The graphics are also stellar. The water, as aforementioned, is beautiful both in the ocean viewed through windows and in the multiple drips the broken city has and the place really does feel like a city that was in its prime in the 1940's but has since fallen apart. Various '40's style posters decorate the walls, furnishings are lavish where they need to be and downright twisted in places like the surgery and everything has been destroyed to a certain degree by water, fire or impact damage. Even though the game is overall a linear affair you really get the impression that you are in a large city that happens to be underwater and the linearity rarely feels imposing. The characters are also beautiful... at least from a graphical perspective since they're aesthetically ugly as sin, I have however noticed that very occasionally the overlaying textures of a corpse do not load for a second and so I'm left with looking at the blank framework until they do, again this is only a minor trouble.

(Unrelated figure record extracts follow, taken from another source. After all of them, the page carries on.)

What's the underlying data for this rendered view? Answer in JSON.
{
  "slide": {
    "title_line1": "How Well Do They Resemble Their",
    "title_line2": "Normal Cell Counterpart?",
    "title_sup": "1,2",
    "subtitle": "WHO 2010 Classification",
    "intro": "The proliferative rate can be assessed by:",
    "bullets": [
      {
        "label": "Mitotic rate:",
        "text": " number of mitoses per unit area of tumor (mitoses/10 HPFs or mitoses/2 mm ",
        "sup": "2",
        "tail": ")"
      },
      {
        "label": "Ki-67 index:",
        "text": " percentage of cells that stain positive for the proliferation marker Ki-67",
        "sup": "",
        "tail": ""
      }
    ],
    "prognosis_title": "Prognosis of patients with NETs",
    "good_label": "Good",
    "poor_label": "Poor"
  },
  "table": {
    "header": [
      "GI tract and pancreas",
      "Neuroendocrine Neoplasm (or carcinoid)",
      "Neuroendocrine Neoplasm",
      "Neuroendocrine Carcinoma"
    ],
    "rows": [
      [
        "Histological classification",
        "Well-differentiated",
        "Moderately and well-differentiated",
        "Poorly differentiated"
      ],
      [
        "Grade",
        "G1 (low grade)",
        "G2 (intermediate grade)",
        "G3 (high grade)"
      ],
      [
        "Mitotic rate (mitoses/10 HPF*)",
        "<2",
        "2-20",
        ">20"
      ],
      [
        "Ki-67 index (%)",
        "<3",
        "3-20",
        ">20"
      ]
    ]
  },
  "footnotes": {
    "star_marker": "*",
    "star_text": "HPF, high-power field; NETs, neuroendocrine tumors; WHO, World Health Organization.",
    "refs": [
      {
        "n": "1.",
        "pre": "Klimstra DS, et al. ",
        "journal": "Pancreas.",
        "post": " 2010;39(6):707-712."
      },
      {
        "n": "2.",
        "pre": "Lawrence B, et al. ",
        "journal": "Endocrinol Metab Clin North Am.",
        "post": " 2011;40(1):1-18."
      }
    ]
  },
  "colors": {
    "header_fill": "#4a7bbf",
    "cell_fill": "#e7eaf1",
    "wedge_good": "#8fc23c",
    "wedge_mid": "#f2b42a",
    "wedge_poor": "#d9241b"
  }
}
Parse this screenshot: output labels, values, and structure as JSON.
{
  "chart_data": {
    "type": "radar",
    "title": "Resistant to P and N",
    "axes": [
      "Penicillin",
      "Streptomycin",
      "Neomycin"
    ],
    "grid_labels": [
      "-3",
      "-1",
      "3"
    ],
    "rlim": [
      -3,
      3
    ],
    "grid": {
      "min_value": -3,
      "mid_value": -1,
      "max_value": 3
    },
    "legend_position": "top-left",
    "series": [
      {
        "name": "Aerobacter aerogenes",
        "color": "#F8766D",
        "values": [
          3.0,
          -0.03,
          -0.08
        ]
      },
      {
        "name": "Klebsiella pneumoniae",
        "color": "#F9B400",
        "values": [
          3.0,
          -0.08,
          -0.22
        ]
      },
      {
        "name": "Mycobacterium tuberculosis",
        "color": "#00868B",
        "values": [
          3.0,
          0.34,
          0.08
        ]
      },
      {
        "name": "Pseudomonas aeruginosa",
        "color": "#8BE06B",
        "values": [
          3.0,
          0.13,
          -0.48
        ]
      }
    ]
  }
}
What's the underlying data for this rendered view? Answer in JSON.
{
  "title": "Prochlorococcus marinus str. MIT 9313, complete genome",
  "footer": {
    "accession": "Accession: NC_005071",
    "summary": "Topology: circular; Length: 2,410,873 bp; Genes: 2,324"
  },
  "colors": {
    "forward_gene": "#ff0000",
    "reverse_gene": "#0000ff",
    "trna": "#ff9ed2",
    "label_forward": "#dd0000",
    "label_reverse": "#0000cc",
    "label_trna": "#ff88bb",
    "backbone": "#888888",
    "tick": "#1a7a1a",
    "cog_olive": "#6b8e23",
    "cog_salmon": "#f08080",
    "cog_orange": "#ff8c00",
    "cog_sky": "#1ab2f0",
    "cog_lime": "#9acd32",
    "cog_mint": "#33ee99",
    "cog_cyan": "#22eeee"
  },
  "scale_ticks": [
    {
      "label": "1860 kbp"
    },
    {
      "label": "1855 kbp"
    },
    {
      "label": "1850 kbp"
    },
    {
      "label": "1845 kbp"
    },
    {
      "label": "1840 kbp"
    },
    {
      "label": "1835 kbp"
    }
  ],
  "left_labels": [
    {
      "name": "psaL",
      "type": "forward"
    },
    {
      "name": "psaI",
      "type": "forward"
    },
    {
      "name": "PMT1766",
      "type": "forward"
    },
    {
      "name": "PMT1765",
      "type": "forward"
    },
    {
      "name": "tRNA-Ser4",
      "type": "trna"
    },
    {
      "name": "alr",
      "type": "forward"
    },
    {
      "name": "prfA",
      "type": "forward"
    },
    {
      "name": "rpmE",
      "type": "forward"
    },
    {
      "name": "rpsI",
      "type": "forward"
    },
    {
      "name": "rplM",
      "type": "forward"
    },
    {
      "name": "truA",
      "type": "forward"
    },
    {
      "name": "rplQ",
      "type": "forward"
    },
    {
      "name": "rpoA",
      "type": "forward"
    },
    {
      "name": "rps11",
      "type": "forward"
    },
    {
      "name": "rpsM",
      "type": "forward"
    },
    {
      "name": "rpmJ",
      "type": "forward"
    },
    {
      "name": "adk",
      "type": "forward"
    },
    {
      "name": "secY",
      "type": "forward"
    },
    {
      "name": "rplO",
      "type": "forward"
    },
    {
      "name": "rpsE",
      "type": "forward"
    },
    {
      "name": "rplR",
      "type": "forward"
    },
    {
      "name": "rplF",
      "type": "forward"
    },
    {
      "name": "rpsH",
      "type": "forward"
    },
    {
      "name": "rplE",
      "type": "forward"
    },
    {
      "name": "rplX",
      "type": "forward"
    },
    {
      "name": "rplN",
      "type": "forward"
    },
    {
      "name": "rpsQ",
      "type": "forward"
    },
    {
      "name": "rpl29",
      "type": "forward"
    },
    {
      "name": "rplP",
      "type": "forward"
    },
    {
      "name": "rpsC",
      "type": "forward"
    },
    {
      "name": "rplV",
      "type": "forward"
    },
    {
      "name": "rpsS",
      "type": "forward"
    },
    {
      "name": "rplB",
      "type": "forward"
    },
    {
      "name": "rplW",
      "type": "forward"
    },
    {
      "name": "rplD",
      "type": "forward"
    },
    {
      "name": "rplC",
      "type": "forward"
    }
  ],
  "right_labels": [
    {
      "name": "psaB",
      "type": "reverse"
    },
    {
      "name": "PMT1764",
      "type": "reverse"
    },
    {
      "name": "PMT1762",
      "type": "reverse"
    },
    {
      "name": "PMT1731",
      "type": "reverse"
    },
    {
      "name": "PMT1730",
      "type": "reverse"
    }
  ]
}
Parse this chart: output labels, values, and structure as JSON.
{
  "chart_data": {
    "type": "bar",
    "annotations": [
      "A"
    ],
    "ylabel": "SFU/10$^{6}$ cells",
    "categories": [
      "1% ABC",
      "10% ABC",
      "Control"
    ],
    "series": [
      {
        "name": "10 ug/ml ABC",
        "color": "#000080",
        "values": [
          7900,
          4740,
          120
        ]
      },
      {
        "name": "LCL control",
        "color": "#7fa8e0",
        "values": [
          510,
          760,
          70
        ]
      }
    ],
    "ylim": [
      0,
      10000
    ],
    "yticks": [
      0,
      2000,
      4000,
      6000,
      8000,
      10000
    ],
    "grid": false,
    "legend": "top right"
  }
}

The enemies are pleasantly intelligent, we have to keep in mind that these individuals used to be socialites, they're not going to be highly trained commandos and they don't act like it. There is no co-ordination between them, they don't use the cover to reduce the distance between you and them and all of this makes sense given the story. These are desperate, and mutated individuals who do not take kindly to strangers, they therefore attack you with everything they've got and run away screaming when you set them on fire. They may not be professionals but they do put up a hell of a fight and so the save/load system along with the 'lives' system is a blessing. First, the game allows you to save and load whenever you want, theoretically you could just save every few minutes 'just in case' but this makes no sense given the 'lives' system. This system scatters structures known as Vita-Chambers around Rapture, Vita-Chambers are another proof that Rapture scientists were light years ahead of their surface counterparts. They essentially reincarnate the player upon death negating the need for traditional lives or reload points. Although they are basically reload points in themselves the game does not reset upon death, things continue happening and you re-enter the game at the same point in time. It's such a simple thing but it really helps to keep the player involved. Aside from the human enemies (known as 'splicers' after the act of splicing with Adam) there are also automated security systems to contend with including machine gun turrets, cameras and flying security bots all of which can be 'hacked' to bend them to your advantage. Hacking has been reduced to Pipe Dream, the arcade game and starts off very easy but quickly evolves into something far more challenging.
When all's said and done BioShock is an absolute terrific game. The graphics, sound, game play and plot all combine into a game with a special feel to it, it sucks you in and refuses to let go and when you manage to pull yourself away you're left with a fuzzy feeling inside that lets you know you've just witnessed something special. I've struggled to keep Rapture's mysteries a secret in this review, I've given you a start but if you really want to find out about the place you're going to have to dive in for yourself and I highly recommend you do.